Invocation, Purāṇa Lakṣaṇas, Kurma at the Samudra-manthana, and Indradyumna’s Liberation Teaching
Iśvara-Gītā Prelude
विचिन्तयामास परं शरण्यं सर्वदेहिनाम् / अनादिनिधनं देवं देवदेवं पितामहम्
vicintayāmāsa paraṃ śaraṇyaṃ sarvadehinām / anādinidhanaṃ devaṃ devadevaṃ pitāmaham
Er versenkte sich in die Betrachtung des höchsten Zufluchtsortes aller verkörperten Wesen — des Gottes ohne Anfang und Ende, des Gottes der Götter, des uranfänglichen Vaters (Pitāmaha).
Narrator (Purāṇic narrator describing the seeker’s contemplation)
Primary Rasa: shanta
Secondary Rasa: bhakti
By calling the Lord “anādi-nidhana” (beginningless and endless), the verse points to the eternal, unconditioned reality that stands as the final refuge behind all embodied existence—echoing the Purāṇic identification of the Supreme with the innermost Self as the ultimate ground of being.
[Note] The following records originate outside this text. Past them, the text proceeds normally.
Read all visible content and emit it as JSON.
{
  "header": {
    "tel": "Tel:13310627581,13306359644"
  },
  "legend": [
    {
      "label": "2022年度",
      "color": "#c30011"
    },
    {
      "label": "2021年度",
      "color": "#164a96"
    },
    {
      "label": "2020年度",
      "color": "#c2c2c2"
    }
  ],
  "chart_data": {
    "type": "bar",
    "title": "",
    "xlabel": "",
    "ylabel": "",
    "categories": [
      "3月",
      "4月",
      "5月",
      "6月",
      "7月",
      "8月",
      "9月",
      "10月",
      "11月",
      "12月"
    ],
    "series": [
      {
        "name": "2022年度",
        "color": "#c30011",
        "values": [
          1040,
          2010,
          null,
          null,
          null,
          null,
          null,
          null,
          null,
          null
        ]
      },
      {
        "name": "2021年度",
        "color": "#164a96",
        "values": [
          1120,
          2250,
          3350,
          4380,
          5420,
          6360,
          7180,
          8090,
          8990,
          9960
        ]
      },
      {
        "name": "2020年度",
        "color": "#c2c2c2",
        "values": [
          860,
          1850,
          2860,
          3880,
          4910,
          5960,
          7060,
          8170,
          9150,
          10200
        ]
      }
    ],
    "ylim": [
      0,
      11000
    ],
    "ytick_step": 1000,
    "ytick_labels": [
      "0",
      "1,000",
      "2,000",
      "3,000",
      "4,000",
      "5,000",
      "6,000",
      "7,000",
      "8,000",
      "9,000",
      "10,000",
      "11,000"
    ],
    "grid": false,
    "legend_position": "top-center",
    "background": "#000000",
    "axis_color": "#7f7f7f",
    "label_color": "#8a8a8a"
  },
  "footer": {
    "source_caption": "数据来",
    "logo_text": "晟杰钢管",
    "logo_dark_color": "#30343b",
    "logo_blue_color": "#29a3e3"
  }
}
The key practice is contemplative recollection (vicintana/dhyāna): turning the mind toward the “paraṃ śaraṇyam,” the Supreme Refuge. This aligns with Kurma Purana’s broader discipline of God-centered meditation that culminates in surrender (śaraṇāgati) and steady devotion, foundational to later Yoga-shāstra instructions (including Pāśupata-oriented devotion and restraint).
Using universal epithets like “Devadeva” and “Pitāmaha” frames the Supreme as beyond sectarian limitation—language that the Kurma Purana often employs to support a Shaiva–Vaishnava synthesis, where the highest Lord is approached through shared attributes of sovereignty, eternality, and refuge.